Baseball Preview Day 2: The Present And Future Of Prince Fielder

With free agency looming, all eyes are finally on Prince Fielder.

This is the era of the first baseman. We went through the shortstop revolution in the late 90’s with Omar Vizquel, Nomar Garciaparra, Derek Jeter and Alex Rodriguez and now the bulk of talent in the field has shifted to the right side of the infield.

Joey Votto was the NL MVP last year. Ryan Howard has won one as well and has a NLCS MVP to match. Mark Teixeira is a perennial all-star and considered to be the best defensive first baseman in the game. Then there’s Adrian Gonzalez, Miguel Cabrera and of course the best of them all Albert Pujols (no explanation needed.).

One guy who gets lost in the sauce is Milwaukee Brewers first baseman Prince Fielder.

The son of former 50 home run hitter Cecil is the same hulking mass that his father is, but is a much more refined hitter.

He’s good for close to or over 100 walks a season to go with 30+ home runs and 100+ RBI that he averages a year. He puts up Pujols on-base numbers, Howard power numbers and has improved his defense so much that he’s close to Teixeira’s level.

So why then is Fielder never mentioned on the same breathe as his associates?

It goes something like this; as talented and as big of a threat he is at the plate, Fielder is more comparable to Milton Bradley than he is to Pujols, Howard or Teixeira.

Ryan Braun maybe the Brewers franchise face, but Fielder's presence makes his job easier at the plate.

While it’s not that extreme, Fielder is rougher around the edges than his cooler fellows at first base. You will see Fielder throwing bats and gloves in the dugout after a strikeout, going chest to chest with an ump, you’ve seen him wait to beat the pulp out of Guillermo Mota after being hit. Not to say that he is too volatile, but Fielder has had his share of questionable moments.

As far as baseball goes the reason why he’s not mentioned in the same breath with the other first basemen could be due to location, geographically and divisionally and the fact that unlike the other men Fielder isn’t the face of his team.

Fielder plays in the same division as Votto, who powered the Reds to an NL Central title last year, and Pujols, who… well, is Albert Pujols. Being in the same division as two of the top 5 first basemen in the game gets you less airtime on Baseball Tonight and in the national press. What also doesn’t help his name is Ryan Braun. It’s not Braun’s fault that he’s one of the games brightest stars and since his debut 4 years ago he’s been a stud. Braun is the face of the franchise because he has an appeal and a quality about him that makes him a likeable guy.

It also doesn’t hurt to be a lifetime .300 hitter whose strikeout totals have declined each of the last 3 seasons. It also doesn’t hurt to hit in front of Fielder whose presence in the lineup allows for Braun to get the kind of at-bats that he gets.

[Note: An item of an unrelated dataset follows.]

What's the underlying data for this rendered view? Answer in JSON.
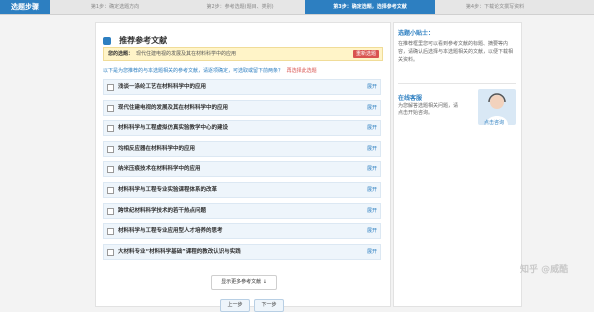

That could change after this year.

This is a huge year for the Brewers and Fielder. With the Cardinals’ Adam Wainwright going through Tommy John surgery and the Brewers picking up Zach Greinke from Kansas City, the Brew Crew have great positioning to be the team to knock Cincinnati off of their perch in the division.

However, if they don’t resign Prince Fielder then it could be a one-year deal.

Fielder is at the end of a 2 year, 18 million dollar and is looking at a huge payday this offseason. One that the Brewers wont be able to afford unless Fielder takes a hometown discount.

Losing Fielder would be a huge blow to the team and its lineup. Despite his attitude issues Fielder is a great commercial guy and is fun loving type of player (see the team’s home run celebration when he stomped on home plate two years ago.). He is a great clubhouse guy who brings everyone together in a funny way. If he leaves the Brewers lose a fan favorite and a huge bat in the middle of its lineup.

Sure he had an off year last season but Fielder is a .290/33/110 guy with a .400 OBP waiting to happen. You can’t replace that anywhere.

Fielder is volatile, but he's also lots of fun.

His presence in the lineup makes Braun, Corey Hart and Casey McGehee so much better and gives pitchers fits. Losing Fielder would put more pressure on a rotation that is already iffy even with Greinke and Yovani Gallardo at the top.

However, the Brewers can’t pay him 20 million a year, it’s impossible. Not in that market, with that team. Their only options are to play out the year and see what happens or trade him now and get what they can for him.

If they do trade him, they’ll get a ton of talent back. Fielder is arguably a top 5 first basemen in an era where there are a ton of them to choose from.

Though he’s not a huge name like Albert Pujols, or the rising star the Joey Votto is, Fielder is one of the best in the game at his position.

Trust when I say that Fielder won’t have the same year that he had last year. This year will be huge, and someone whether it is the Brewers or another team will pay for it.